Best practice for periodic key change?

Ingo Klöcker kloecker at kde.org
Sat May 7 23:15:24 CEST 2011


On Saturday 07 May 2011, MFPA wrote:
> Hi
> 
> 
> On Friday 6 May 2011 at 10:18:29 PM, in
> <mid:BANLkTin2w8LJxYGHV3_5NpFbsiBhrP96XA at mail.gmail.com>, Jerome Baum
> 
> wrote:
> >>> If my key expired yesterday, no-one can
> >>> forge a message with that key and claim it's from
> >>> today.
> >> 
> >> Never heard of a system clock that was wrong?
> > 
> > I'll give a summary reply here for everyone stating
> > it's still possible to make that signature.
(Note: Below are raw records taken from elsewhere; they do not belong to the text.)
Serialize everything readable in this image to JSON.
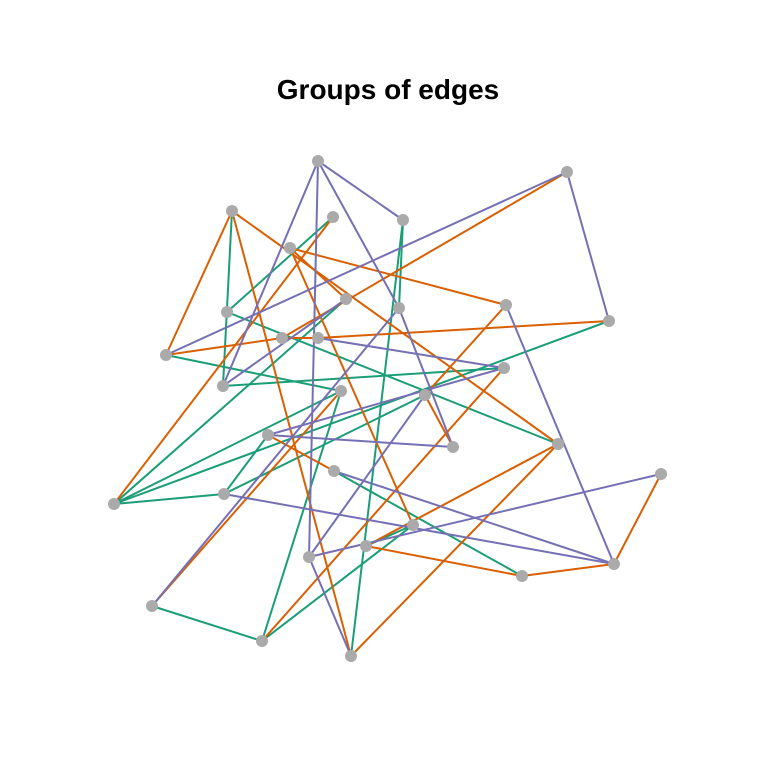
{
  "title": "Groups of edges",
  "colors": {
    "group_1": "#1b9e77",
    "group_2": "#d95f02",
    "group_3": "#7570b3",
    "node": "#aaaaaa"
  },
  "nodes": [
    {
      "id": "n1"
    },
    {
      "id": "n2"
    },
    {
      "id": "n3"
    },
    {
      "id": "n4"
    },
    {
      "id": "n5"
    },
    {
      "id": "n6"
    },
    {
      "id": "n7"
    },
    {
      "id": "n8"
    },
    {
      "id": "n9"
    },
    {
      "id": "n10"
    },
    {
      "id": "n11"
    },
    {
      "id": "n12"
    },
    {
      "id": "n13"
    },
    {
      "id": "n14"
    },
    {
      "id": "n15"
    },
    {
      "id": "n16"
    },
    {
      "id": "n17"
    },
    {
      "id": "n18"
    },
    {
      "id": "n19"
    },
    {
      "id": "n20"
    },
    {
      "id": "n21"
    },
    {
      "id": "n22"
    },
    {
      "id": "n23"
    },
    {
      "id": "n24"
    },
    {
      "id": "n25"
    },
    {
      "id": "n26"
    },
    {
      "id": "n27"
    },
    {
      "id": "n28"
    },
    {
      "id": "n29"
    },
    {
      "id": "n30"
    },
    {
      "id": "n31"
    },
    {
      "id": "n32"
    },
    {
      "id": "n33"
    }
  ],
  "edges": [
    {
      "from": "n7",
      "to": "n30",
      "group": "group_1"
    },
    {
      "from": "n7",
      "to": "n3",
      "group": "group_1"
    },
    {
      "from": "n12",
      "to": "n26",
      "group": "group_1"
    },
    {
      "from": "n12",
      "to": "n2",
      "group": "group_1"
    },
    {
      "from": "n13",
      "to": "n23",
      "group": "group_1"
    },
    {
      "from": "n13",
      "to": "n18",
      "group": "group_1"
    },
    {
      "from": "n18",
      "to": "n17",
      "group": "group_1"
    },
    {
      "from": "n18",
      "to": "n31",
      "group": "group_1"
    },
    {
      "from": "n19",
      "to": "n23",
      "group": "group_1"
    },
    {
      "from": "n4",
      "to": "n9",
      "group": "group_1"
    },
    {
      "from": "n4",
      "to": "n24",
      "group": "group_1"
    },
    {
      "from": "n17",
      "to": "n14",
      "group": "group_1"
    },
    {
      "from": "n15",
      "to": "n17",
      "group": "group_1"
    },
    {
      "from": "n20",
      "to": "n22",
      "group": "group_1"
    },
    {
      "from": "n20",
      "to": "n23",
      "group": "group_1"
    },
    {
      "from": "n16",
      "to": "n28",
      "group": "group_1"
    },
    {
      "from": "n6",
      "to": "n18",
      "group": "group_1"
    },
    {
      "from": "n11",
      "to": "n13",
      "group": "group_1"
    },
    {
      "from": "n5",
      "to": "n6",
      "group": "group_2"
    },
    {
      "from": "n5",
      "to": "n27",
      "group": "group_2"
    },
    {
      "from": "n5",
      "to": "n20",
      "group": "group_2"
    },
    {
      "from": "n8",
      "to": "n10",
      "group": "group_2"
    },
    {
      "from": "n8",
      "to": "n11",
      "group": "group_2"
    },
    {
      "from": "n8",
      "to": "n32",
      "group": "group_2"
    },
    {
      "from": "n10",
      "to": "n31",
      "group": "group_2"
    },
    {
      "from": "n13",
      "to": "n19",
      "group": "group_2"
    },
    {
      "from": "n3",
      "to": "n18",
      "group": "group_2"
    },
    {
      "from": "n2",
      "to": "n11",
      "group": "group_2"
    },
    {
      "from": "n2",
      "to": "n24",
      "group": "group_2"
    },
    {
      "from": "n2",
      "to": "n30",
      "group": "group_2"
    },
    {
      "from": "n14",
      "to": "n27",
      "group": "group_2"
    },
    {
      "from": "n14",
      "to": "n25",
      "group": "group_2"
    },
    {
      "from": "n24",
      "to": "n30",
      "group": "group_2"
    },
    {
      "from": "n22",
      "to": "n30",
      "group": "group_2"
    },
    {
      "from": "n22",
      "to": "n28",
      "group": "group_2"
    },
    {
      "from": "n23",
      "to": "n26",
      "group": "group_2"
    },
    {
      "from": "n28",
      "to": "n29",
      "group": "group_2"
    },
    {
      "from": "n29",
      "to": "n33",
      "group": "group_2"
    },
    {
      "from": "n16",
      "to": "n15",
      "group": "group_2"
    },
    {
      "from": "n1",
      "to": "n4",
      "group": "group_3"
    },
    {
      "from": "n1",
      "to": "n9",
      "group": "group_3"
    },
    {
      "from": "n1",
      "to": "n12",
      "group": "group_3"
    },
    {
      "from": "n1",
      "to": "n21",
      "group": "group_3"
    },
    {
      "from": "n9",
      "to": "n25",
      "group": "group_3"
    },
    {
      "from": "n10",
      "to": "n26",
      "group": "group_3"
    },
    {
      "from": "n14",
      "to": "n21",
      "group": "group_3"
    },
    {
      "from": "n25",
      "to": "n15",
      "group": "group_3"
    },
    {
      "from": "n11",
      "to": "n32",
      "group": "group_3"
    },
    {
      "from": "n6",
      "to": "n12",
      "group": "group_3"
    },
    {
      "from": "n31",
      "to": "n32",
      "group": "group_3"
    },
    {
      "from": "n9",
      "to": "n19",
      "group": "group_3"
    },
    {
      "from": "n15",
      "to": "n26",
      "group": "group_3"
    },
    {
      "from": "n17",
      "to": "n29",
      "group": "group_3"
    },
    {
      "from": "n29",
      "to": "n27",
      "group": "group_3"
    },
    {
      "from": "n29",
      "to": "n16",
      "group": "group_3"
    },
    {
      "from": "n21",
      "to": "n24",
      "group": "group_3"
    },
    {
      "from": "n33",
      "to": "n21",
      "group": "group_3"
    }
  ]
}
It's
> > possible if the master key is compromised. I was
> > assuming a sub-key with an expiration date.
> 
> It is trivial to make that signature without compromising the master
> key.
> 
> Suppose your master key is secure and offline but Mallory has control
> of your subkey that expired yesterday. Mallory can put their system
> clock back 24hrs to sign and send a message, and then truthfully
> claim the message was signed today. They can back up this claim with
> email headers and server logs demonstrating the clock discrepancy.

This explains why digital signatures with legally binding date often 
(always?) require a timestamp by a certified third party.